Entre la espada y la pared: elecciones presidenciales en Bielorrusia

Comparado con otras antiguas repúblicas soviéticas como Ucrania o Kazajistán, Bielorrusia tiene una extensión relativamente pequeña y una población de apenas 10 millones de habitantes. Desde su independencia en 1991, Bielorrusia ha permanecido como una forma anómala de gobierno que sin embargo cobra una especial relevancia en el actual tablero geopolítico.

El presidente Alexander Lukashenko obtuvo el poder en 1993 al utilizar el poder del comité parlamentario Anti-corrupción para minar la posición del primer líder tras la independencia Stanislav Shushkevich, hasta el punto de provocar una moción de confianza contra él y vencerle con un amplio margen en las primeras elecciones generales de 1994. Desde entonces Lukashenko ha ganado seis elecciones presidenciales seguidas con porcentajes de voto cercanos al 80% (algo bastante sospechoso, tanto para los lectores avispados como para el resto de la comunidad internacional).

Lukashenko, antiguo burócrata dirigente de una granja de propiedad estatal, adoptó una visión de las reformas económicas diferente a la emprendida por Shushkevich al rescatar formulas soviéticas en lo que denominó “socialismo de mercado”. En este sistema alrededor del 80% de la economía permanece controlada por el estado, las compañías públicas emplean a la mitad de los trabajadores del país y tanto los subsidios como el mercado laboral están fuertemente regulados. Este sistema ha proporcionado a Bielorrusia un crecimiento anual del 7% en la última década (excepto en 2009, cuando la crisis internacional rebajó dos trimestres su crecimiento a casi un 0,4%) y la brecha salarial más baja de todas las antiguas repúblicas soviéticas. La estabilidad de este sistema comparado con la del capitalismo salvaje practicado en Ucrania o Rusia ha legitimado públicamente el modelo de Lukashenko.

Sin embargo este crecimiento económico ha dependido fuertemente de la exportación de bienes industriales y armamento a la Federación Rusa, y ha reforzado sistemáticamente a aquellos que conforman el círculo íntimo del presidente. Durante seis legislaturas Lukashenko ha utilizado su posición para fortalecer la figura presidencial a costa del parlamento y los partidos de la oposición, utilizando de forma coercitiva a las fuerzas de seguridad contra opositores y rivales políticos. La detención de 7 de los 9 candidatos de la oposición que se presentaban contra el presidente en diciembre de 2010 valió la imposición de sanciones contra Bielorrusia por parte de Estados Unidos y la Unión Europea. Durante esta última legislatura la UE ha estado presionando fuertemente a Bielorrusia por su incumplimiento de los Derechos Humanos y la represión de la oposición política.

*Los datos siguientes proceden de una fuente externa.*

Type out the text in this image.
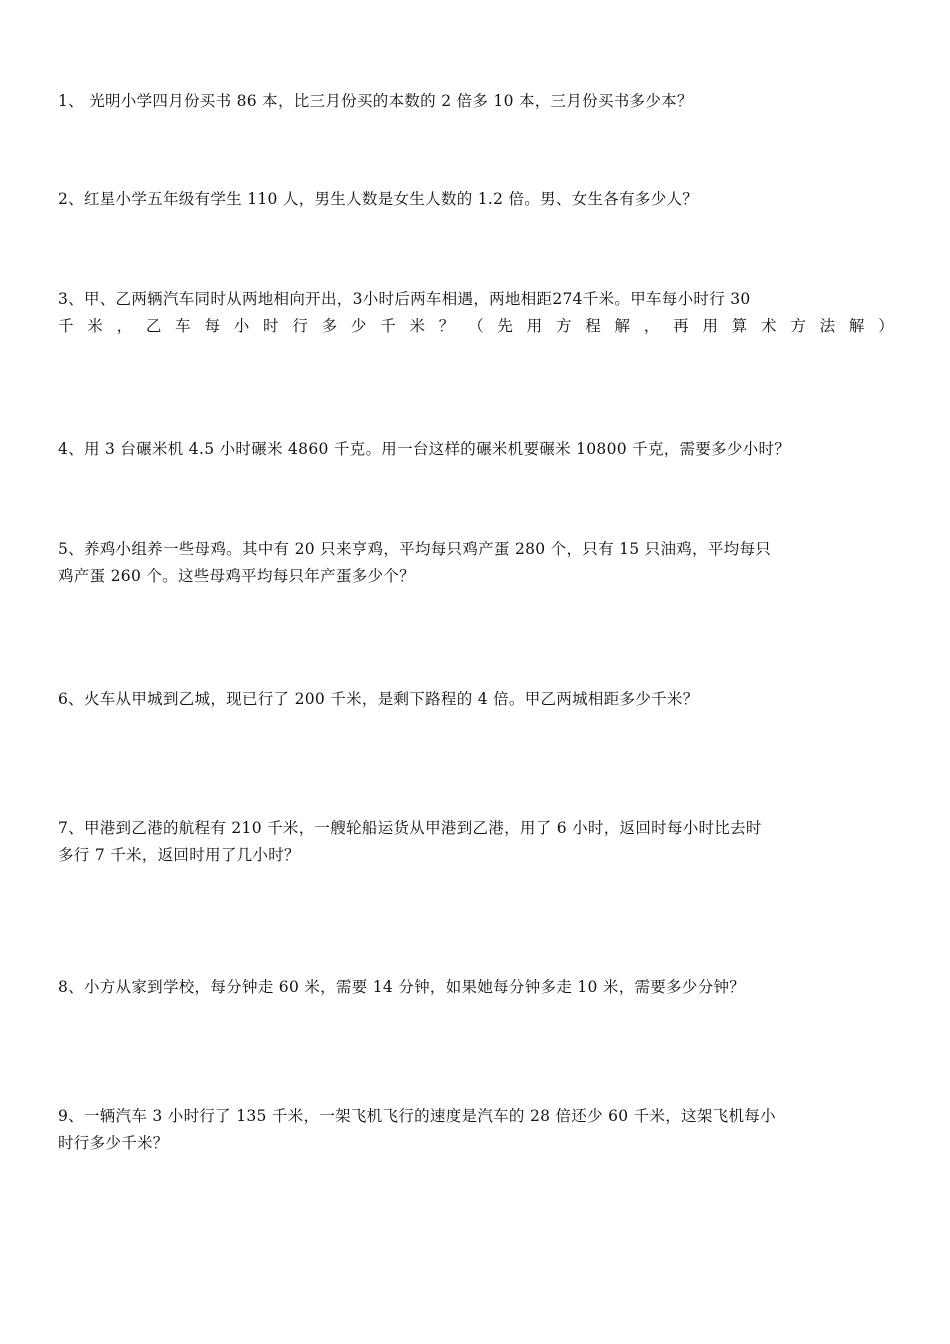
1、 光明小学四月份买书 86 本，比三月份买的本数的 2 倍多 10 本，三月份买书多少本？
2、红星小学五年级有学生 110 人，男生人数是女生人数的 1.2 倍。男、女生各有多少人？
3、甲、乙两辆汽车同时从两地相向开出，3小时后两车相遇，两地相距274千米。甲车每小时行 30
千 米 ， 乙 车 每 小 时 行 多 少 千 米 ？ （ 先 用 方 程 解 ， 再 用 算 术 方 法 解 ）
4、用 3 台碾米机 4.5 小时碾米 4860 千克。用一台这样的碾米机要碾米 10800 千克，需要多少小时？
5、养鸡小组养一些母鸡。其中有 20 只来亨鸡，平均每只鸡产蛋 280 个，只有 15 只油鸡，平均每只
鸡产蛋 260 个。这些母鸡平均每只年产蛋多少个？
6、火车从甲城到乙城，现已行了 200 千米，是剩下路程的 4 倍。甲乙两城相距多少千米？
7、甲港到乙港的航程有 210 千米，一艘轮船运货从甲港到乙港，用了 6 小时，返回时每小时比去时
多行 7 千米，返回时用了几小时？
8、小方从家到学校，每分钟走 60 米，需要 14 分钟，如果她每分钟多走 10 米，需要多少分钟？
9、一辆汽车 3 小时行了 135 千米，一架飞机飞行的速度是汽车的 28 倍还少 60 千米，这架飞机每小
时行多少千米？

Aunque el propio Lukashenko votó en contra de la disolución de la URSS en el Soviet Supremo de Bielorrusia y ha mantenido siempre un discurso de integración con la Federación Rusa, también ha intentado siempre garantizar su propia posición de poder presentándose como un intermediario válido entre Occidente y Rusia. El ritmo creciente de sanciones económicas y políticas contra sus partidarios, y la revuelta del Euro-maidan en Ucrania han convencido al presidente de la necesidad de seguir manteniendo esta postura: las cumbres de paz Minsk I y Minsk II sobre la actual Guerra Civil en Ucrania pueden leerse en este sentido. Bielorrusia ha estado buscando también créditos de la República Popular China sin contrapartidas políticas para ganar cierta independencia en el tablero geopolítico.

La semana antes de las elecciones, el presidente Lukashenko desmintió en la prensa declaraciones del gobierno ruso anunciando el establecimiento de una base aérea rusa en Babryusk; esa misma semana se produjeron filtraciones intencionadas dando a entender que la Unión Europea podría aliviar las sanciones contra Bielorrusia si no se producían altercados ni detenciones alrededor del periodo electoral, y esa misma semana la misión electoral de la Organización para la Seguridad y el Desarrollo en Europa (la OSCE) constató la puesta en libertad de decenas de opositores. No fue una sorpresa la aplastante victoria cocinada para Lukashenko por la comisión electoral que le otorga un 84% del voto válido (frente a un 4.5% de la segunda candidata, Tatsiana Karatkevich) pero sí que la policía bielorrusa no reprimiese las manifestaciones espontáneas de “jóvenes contra la dictadura portando banderas de la Unión Europea”.

Bielorrusia sigue estando ligada a los juegos de equilibrio que su presidente realiza para no verse excesivamente expuesto a la debilidad económica de su principal aliado (Rusia) ni tampoco a las exigencias constantes del hegemón que aguarda al otro lado de la frontera (la Unión Europea). En mi opinión esta próxima legislatura pondrá en  tela de juicio la habilidad de Lukashenko para sobrevivir a tanto equilibrismo.